I listen to music, a lot. As a former music major and composer, music has been a large part of my life since I was a child. And even though I don’t do much composing anymore, it still forms the background soundtrack to my life day after day.
Growing up, of course, there were certain songs, bands and artists that spoke to me deeply, affected me, got under my skin and changed my outlook on life. Particularly when I became depressed, there were a few key musicians that kept me going, that told me I wasn’t alone in my misery.
In 22 Scars, Amy feels much the same way. Music is a large part of the story, although (deliberately so) no song or band is referenced by name (not that I wanted to avoid lawsuits, but it helps preserve a sense of timelessness in the story). There was a point, actually, when considered starting each chapter with a quote from a song. I might still do that in a future novel.

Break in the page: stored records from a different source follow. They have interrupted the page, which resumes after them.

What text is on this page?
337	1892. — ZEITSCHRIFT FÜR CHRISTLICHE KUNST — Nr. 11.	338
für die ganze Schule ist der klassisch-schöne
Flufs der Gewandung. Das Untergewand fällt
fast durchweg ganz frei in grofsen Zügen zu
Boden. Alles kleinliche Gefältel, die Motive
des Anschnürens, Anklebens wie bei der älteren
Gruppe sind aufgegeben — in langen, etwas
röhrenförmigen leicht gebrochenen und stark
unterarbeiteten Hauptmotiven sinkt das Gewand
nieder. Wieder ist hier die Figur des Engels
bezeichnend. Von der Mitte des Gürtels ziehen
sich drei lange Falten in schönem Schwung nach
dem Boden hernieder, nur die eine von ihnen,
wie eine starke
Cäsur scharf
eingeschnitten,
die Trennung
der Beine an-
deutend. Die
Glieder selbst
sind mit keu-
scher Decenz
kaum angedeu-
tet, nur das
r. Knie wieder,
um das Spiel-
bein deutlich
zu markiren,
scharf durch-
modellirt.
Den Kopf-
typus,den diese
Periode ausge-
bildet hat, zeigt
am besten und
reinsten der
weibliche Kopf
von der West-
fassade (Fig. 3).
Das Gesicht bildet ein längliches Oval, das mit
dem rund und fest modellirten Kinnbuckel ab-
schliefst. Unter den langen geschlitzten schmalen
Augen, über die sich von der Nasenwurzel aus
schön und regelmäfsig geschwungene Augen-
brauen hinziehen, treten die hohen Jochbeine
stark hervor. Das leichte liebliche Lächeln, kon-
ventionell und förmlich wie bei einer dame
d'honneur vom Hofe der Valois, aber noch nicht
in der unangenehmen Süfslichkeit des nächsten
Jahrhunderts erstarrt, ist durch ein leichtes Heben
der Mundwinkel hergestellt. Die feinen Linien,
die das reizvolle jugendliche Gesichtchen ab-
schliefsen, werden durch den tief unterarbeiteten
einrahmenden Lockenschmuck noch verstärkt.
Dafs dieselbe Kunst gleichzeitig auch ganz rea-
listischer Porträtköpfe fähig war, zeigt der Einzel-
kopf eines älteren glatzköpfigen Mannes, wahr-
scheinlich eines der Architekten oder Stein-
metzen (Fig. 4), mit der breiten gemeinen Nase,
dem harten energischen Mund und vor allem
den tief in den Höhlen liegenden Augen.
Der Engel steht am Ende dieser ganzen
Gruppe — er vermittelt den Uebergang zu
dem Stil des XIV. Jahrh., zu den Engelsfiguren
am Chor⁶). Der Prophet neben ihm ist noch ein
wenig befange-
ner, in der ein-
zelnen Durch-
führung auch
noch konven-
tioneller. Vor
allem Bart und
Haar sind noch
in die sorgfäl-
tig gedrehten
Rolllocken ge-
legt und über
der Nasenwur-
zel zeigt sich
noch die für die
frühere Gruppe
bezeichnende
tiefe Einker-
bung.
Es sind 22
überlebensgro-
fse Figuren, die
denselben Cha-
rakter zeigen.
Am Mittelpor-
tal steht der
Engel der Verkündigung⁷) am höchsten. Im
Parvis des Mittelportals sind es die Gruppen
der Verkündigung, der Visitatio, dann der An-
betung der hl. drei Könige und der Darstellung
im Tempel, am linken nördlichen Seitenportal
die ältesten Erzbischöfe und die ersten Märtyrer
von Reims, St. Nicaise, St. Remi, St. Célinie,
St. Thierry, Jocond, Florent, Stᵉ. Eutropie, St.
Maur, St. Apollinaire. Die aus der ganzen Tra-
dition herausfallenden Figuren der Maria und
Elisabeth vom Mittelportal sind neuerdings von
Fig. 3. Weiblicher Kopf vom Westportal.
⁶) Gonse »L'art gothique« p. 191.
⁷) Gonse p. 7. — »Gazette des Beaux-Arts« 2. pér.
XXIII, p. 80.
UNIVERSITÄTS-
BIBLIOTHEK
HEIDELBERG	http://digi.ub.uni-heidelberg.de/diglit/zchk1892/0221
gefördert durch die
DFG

But what I feel is important to share is that the music I listened to while writing 22 Scars is the music I grew up with, the music that formed the soundtrack to my depression. And it’s the music that Amy listens to throughout the novel. We’re talking about major artists like Marilyn Manson and Metallica, but also lesser known bands like Sentenced, My Dying Bride and Anathema. Even, to an extent, older goth bands like The Sisters of Mercy and Xymox. These bands represent to me the epitome of bleak despair and numb depression, and are fundamental to understanding the feeling behind the story.
So if you want to know what 22 Scars sounds like, check out some of the above bands. It’ll give you a taste as to what Amy’s listening to, but also to what it took to write the book in the first place. I think you’ll find it insightful.